Diagnostic and Interventional Radiology
Interventional Radiology - Original Article

Managing occluded stents in biliary obstruction using radiofrequency ablation combined with 125I-strand brachytherapy

1.

Department of interventional radiology, The First Affiliated Hospital of Zhengzhou University, Zhengzhou, China

Diagn Interv Radiol 2021; 27: 79-84
DOI: 10.5152/dir.2020.20143
Read: 366 Downloads: 233 Published: 18 May 2020

PURPOSE

We aimed to assess the effectiveness of percutaneous radiofrequency ablation (PRFA) combined with iodine-125 (125I) seed strand brachytherapy (125I-BT) for treatment of occluded biliary stents.

 

METHODS

From November 2015 to September 2017, 13 consecutive patients with occluded biliary metal stents, implanted for malignant obstruction, underwent PRFA combined with 125I-BT to reopen the bile duct. Data included clinical and technical success, stent patency, complications, and overall survival.

 

RESULTS

The clinical and technical success rates were both 100%. One month after treatment, the total serum bilirubin level had decreased significantly (P < 0.001). Early complications of cholangitis or hemobilia were experienced by one patient each. Three patients (23.1%) had late complications, including two cases of cholangitis and one case of cholecystitis. During the mean follow-up of 233±82.9 days (range, 88–365 days), the stent patency time was 239±26.5 days (95% CI, 187–291 days), and the 6-month stent patency rate was 68.4%. Five patents died; the mean survival time was 298±30.1 days (95% CI, 239–358 days).
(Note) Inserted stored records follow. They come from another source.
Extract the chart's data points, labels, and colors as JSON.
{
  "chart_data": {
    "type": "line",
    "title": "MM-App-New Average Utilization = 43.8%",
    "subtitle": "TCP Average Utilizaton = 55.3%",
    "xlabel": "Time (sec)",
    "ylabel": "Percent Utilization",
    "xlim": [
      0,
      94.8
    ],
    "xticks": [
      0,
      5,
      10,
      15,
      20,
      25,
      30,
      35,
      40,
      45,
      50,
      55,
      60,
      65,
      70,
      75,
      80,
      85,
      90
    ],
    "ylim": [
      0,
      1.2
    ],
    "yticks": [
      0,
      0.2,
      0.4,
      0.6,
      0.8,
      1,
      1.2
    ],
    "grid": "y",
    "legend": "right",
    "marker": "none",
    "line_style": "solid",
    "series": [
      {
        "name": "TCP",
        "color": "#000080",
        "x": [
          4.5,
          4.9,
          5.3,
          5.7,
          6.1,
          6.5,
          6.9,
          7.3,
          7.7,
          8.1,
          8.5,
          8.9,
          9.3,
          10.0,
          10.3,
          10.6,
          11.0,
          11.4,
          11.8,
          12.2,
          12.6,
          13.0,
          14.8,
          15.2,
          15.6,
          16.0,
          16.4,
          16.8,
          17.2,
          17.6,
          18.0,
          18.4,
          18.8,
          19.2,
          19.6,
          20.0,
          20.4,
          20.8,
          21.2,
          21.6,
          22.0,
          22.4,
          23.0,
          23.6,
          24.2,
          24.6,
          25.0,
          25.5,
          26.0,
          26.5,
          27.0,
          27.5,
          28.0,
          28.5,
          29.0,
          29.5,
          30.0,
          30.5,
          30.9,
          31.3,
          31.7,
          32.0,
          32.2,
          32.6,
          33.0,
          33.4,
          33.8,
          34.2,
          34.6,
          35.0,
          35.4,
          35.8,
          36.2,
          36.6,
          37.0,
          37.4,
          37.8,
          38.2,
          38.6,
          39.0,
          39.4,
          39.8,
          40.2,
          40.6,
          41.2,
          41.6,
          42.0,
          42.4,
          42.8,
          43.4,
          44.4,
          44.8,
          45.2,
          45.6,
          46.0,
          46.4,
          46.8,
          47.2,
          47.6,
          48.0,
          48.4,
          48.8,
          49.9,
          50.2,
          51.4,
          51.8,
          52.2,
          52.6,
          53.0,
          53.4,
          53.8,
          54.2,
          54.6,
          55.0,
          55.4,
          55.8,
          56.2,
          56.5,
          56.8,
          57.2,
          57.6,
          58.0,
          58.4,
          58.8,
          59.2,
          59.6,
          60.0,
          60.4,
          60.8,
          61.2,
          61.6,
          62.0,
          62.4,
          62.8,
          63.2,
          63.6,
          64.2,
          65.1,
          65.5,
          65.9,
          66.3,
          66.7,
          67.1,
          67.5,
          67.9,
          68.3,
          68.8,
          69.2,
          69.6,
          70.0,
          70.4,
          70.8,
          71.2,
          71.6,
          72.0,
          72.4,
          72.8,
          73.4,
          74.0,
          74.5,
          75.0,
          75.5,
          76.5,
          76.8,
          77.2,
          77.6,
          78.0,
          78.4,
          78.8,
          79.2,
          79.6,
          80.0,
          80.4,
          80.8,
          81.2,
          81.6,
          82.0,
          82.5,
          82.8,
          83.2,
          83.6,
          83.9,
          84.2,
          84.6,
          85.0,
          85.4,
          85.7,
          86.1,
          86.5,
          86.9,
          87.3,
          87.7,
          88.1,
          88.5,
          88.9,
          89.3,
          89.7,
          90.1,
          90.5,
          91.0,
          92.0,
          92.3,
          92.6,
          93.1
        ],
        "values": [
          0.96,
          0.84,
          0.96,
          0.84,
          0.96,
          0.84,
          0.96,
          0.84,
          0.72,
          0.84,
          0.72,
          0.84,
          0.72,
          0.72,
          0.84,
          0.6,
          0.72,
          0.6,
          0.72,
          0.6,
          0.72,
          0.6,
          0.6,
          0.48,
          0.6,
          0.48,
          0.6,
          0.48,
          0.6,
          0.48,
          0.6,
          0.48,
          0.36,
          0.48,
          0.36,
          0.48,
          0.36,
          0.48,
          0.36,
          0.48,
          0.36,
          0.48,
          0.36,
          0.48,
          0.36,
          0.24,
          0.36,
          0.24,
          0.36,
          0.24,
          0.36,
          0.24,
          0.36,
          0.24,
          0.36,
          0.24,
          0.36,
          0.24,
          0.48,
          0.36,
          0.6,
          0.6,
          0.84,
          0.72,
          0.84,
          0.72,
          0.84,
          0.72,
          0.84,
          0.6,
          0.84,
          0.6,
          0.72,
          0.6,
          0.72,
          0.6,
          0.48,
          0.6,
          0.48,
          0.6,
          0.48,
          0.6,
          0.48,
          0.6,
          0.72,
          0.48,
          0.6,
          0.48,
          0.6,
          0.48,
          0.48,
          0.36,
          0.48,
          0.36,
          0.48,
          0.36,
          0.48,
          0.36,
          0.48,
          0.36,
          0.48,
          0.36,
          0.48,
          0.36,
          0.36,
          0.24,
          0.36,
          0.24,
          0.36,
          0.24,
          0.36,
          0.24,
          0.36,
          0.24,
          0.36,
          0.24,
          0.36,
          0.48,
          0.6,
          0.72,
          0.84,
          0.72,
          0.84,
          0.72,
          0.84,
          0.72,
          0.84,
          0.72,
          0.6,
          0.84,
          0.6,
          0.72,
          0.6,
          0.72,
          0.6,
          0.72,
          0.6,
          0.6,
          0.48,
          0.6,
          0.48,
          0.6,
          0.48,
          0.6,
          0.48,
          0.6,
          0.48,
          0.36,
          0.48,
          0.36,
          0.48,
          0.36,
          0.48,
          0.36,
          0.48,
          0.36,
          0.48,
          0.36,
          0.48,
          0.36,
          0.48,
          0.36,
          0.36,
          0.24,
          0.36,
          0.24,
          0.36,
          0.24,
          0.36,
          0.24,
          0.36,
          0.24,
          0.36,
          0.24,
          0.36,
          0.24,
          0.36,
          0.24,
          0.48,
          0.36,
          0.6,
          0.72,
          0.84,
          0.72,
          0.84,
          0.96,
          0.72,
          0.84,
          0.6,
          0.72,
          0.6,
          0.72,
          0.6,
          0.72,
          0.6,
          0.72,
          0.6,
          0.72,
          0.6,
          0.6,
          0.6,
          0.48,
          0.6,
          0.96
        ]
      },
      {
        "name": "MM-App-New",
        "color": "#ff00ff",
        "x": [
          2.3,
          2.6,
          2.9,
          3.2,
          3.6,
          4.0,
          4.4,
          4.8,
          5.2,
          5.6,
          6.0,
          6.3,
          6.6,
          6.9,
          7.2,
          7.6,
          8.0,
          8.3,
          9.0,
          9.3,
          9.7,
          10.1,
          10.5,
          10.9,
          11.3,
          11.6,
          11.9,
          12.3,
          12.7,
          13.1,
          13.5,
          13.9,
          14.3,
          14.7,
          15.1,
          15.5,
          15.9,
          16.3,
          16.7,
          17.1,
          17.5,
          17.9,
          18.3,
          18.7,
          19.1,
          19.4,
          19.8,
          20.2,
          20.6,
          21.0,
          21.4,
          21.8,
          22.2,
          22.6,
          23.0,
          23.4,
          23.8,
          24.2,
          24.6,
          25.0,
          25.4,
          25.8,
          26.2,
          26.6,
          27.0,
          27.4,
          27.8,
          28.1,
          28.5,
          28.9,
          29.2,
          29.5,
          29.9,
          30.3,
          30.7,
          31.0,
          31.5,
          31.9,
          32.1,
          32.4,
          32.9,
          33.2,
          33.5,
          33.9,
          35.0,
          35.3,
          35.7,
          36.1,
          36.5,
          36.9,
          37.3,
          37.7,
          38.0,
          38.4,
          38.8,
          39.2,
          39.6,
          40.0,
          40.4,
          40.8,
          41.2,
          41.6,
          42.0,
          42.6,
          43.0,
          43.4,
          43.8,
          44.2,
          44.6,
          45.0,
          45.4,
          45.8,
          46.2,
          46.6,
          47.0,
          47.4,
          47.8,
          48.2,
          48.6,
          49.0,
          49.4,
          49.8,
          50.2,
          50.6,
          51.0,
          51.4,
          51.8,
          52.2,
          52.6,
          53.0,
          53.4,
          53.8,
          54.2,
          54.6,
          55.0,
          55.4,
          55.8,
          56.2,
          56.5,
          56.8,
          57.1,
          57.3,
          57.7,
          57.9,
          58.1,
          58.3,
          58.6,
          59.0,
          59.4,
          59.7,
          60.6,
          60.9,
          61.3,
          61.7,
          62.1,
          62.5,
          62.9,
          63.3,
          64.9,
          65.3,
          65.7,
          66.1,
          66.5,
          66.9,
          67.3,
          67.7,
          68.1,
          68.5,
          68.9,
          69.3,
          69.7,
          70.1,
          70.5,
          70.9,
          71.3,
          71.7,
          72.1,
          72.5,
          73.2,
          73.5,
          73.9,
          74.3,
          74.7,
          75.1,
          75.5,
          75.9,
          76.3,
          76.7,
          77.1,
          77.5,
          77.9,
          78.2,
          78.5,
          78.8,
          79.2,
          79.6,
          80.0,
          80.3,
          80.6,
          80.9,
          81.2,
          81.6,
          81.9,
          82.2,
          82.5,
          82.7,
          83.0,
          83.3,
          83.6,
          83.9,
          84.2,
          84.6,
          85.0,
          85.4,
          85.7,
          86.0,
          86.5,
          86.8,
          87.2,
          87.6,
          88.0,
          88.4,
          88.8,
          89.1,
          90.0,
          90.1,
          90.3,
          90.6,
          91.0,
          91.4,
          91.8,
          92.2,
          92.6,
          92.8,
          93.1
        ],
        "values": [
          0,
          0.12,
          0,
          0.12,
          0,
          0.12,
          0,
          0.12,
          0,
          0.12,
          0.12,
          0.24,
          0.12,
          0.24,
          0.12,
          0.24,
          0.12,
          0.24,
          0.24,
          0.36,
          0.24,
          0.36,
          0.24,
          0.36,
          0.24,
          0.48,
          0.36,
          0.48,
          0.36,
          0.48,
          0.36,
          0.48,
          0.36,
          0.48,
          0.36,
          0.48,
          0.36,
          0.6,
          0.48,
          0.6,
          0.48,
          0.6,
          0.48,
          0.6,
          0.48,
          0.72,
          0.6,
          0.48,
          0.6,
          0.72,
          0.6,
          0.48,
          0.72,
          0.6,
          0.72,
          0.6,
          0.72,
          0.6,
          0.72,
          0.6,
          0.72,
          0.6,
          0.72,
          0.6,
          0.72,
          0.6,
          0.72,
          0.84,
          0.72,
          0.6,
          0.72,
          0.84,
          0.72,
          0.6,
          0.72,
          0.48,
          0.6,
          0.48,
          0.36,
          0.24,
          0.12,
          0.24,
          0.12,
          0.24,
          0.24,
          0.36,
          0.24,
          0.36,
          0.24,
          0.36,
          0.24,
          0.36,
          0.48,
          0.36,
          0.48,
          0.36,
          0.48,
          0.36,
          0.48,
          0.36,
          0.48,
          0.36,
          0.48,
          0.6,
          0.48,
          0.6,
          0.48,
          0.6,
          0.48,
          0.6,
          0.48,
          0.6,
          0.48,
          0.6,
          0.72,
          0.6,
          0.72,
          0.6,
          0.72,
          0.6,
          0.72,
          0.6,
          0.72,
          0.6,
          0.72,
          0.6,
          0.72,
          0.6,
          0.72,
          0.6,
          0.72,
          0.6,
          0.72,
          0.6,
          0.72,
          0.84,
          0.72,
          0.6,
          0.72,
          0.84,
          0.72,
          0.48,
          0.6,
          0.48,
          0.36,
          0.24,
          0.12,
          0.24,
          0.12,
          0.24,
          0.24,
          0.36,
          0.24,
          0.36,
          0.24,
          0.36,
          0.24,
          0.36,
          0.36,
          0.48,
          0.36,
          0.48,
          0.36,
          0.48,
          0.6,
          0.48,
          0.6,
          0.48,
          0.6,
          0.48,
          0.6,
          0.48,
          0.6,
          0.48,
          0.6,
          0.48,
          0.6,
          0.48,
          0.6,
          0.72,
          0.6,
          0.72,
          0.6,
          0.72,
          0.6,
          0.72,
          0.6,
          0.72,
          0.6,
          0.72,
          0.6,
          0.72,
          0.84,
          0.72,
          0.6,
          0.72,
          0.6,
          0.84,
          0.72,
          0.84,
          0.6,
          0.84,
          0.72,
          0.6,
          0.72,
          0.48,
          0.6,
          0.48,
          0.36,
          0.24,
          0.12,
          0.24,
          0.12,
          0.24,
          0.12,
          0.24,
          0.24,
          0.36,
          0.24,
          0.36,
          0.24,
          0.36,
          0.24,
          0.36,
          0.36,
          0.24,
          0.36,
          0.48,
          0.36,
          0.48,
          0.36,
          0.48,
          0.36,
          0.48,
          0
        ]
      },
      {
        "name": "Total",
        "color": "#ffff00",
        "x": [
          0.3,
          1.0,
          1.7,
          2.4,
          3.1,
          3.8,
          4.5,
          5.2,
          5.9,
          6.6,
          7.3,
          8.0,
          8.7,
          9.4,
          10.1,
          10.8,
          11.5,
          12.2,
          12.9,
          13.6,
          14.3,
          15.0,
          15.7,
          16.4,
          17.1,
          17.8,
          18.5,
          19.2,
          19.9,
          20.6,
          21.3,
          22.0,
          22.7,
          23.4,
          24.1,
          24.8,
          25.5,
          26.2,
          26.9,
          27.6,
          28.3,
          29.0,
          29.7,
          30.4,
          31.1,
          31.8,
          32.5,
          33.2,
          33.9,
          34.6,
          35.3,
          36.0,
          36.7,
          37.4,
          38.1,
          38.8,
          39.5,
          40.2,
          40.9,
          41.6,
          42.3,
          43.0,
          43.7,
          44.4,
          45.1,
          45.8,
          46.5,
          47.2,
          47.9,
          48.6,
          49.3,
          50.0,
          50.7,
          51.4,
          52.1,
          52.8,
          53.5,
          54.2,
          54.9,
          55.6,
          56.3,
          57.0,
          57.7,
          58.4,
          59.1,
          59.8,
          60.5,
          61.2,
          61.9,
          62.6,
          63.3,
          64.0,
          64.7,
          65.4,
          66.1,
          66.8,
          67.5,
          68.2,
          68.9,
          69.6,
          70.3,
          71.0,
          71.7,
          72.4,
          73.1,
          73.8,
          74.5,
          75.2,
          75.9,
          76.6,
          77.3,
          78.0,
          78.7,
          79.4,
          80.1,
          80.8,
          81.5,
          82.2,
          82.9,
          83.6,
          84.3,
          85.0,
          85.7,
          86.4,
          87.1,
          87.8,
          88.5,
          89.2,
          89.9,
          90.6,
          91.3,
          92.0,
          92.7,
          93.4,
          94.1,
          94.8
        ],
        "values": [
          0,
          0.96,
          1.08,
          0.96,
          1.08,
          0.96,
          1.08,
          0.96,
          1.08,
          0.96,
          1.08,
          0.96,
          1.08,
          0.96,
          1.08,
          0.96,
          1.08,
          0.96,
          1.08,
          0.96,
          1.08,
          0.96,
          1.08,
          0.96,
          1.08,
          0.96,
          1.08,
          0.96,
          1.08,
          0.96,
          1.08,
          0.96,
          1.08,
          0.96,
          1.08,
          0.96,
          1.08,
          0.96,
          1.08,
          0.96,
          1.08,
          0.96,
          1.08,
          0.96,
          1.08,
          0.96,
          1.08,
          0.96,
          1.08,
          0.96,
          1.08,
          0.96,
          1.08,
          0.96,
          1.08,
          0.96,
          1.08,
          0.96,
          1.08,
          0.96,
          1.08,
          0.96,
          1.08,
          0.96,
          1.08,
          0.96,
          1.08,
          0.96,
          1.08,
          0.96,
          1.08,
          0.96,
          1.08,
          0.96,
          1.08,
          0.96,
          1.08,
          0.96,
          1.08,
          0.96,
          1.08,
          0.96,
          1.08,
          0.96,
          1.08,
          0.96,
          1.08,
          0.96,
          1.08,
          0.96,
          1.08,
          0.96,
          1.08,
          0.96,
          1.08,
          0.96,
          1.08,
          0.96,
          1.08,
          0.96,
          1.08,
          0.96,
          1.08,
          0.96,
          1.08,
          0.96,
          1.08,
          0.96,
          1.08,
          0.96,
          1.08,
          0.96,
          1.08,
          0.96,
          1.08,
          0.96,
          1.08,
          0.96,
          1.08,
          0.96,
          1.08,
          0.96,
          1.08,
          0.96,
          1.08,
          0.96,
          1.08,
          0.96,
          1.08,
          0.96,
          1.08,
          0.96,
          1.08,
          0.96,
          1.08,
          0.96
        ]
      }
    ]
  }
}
The 6-month survival rate was 83%.

 

CONCLUSION

PRFA therapy combined with 125I-BT is feasible and safe for patients with occluded metal stents placed for malignant biliary obstruction. Nevertheless, randomized controlled trails are needed to confirm the effectiveness of this new approach.

 

You may cite this article as: Yao Y, Jiao D, Lei Q, Li Z, Wang Y, Han X. Managing occluded stents in biliary obstruction using radiofrequency ablation combined with 125I–strand brachytherapy. Diagn Interv Radiol 2021; 27: 79–84.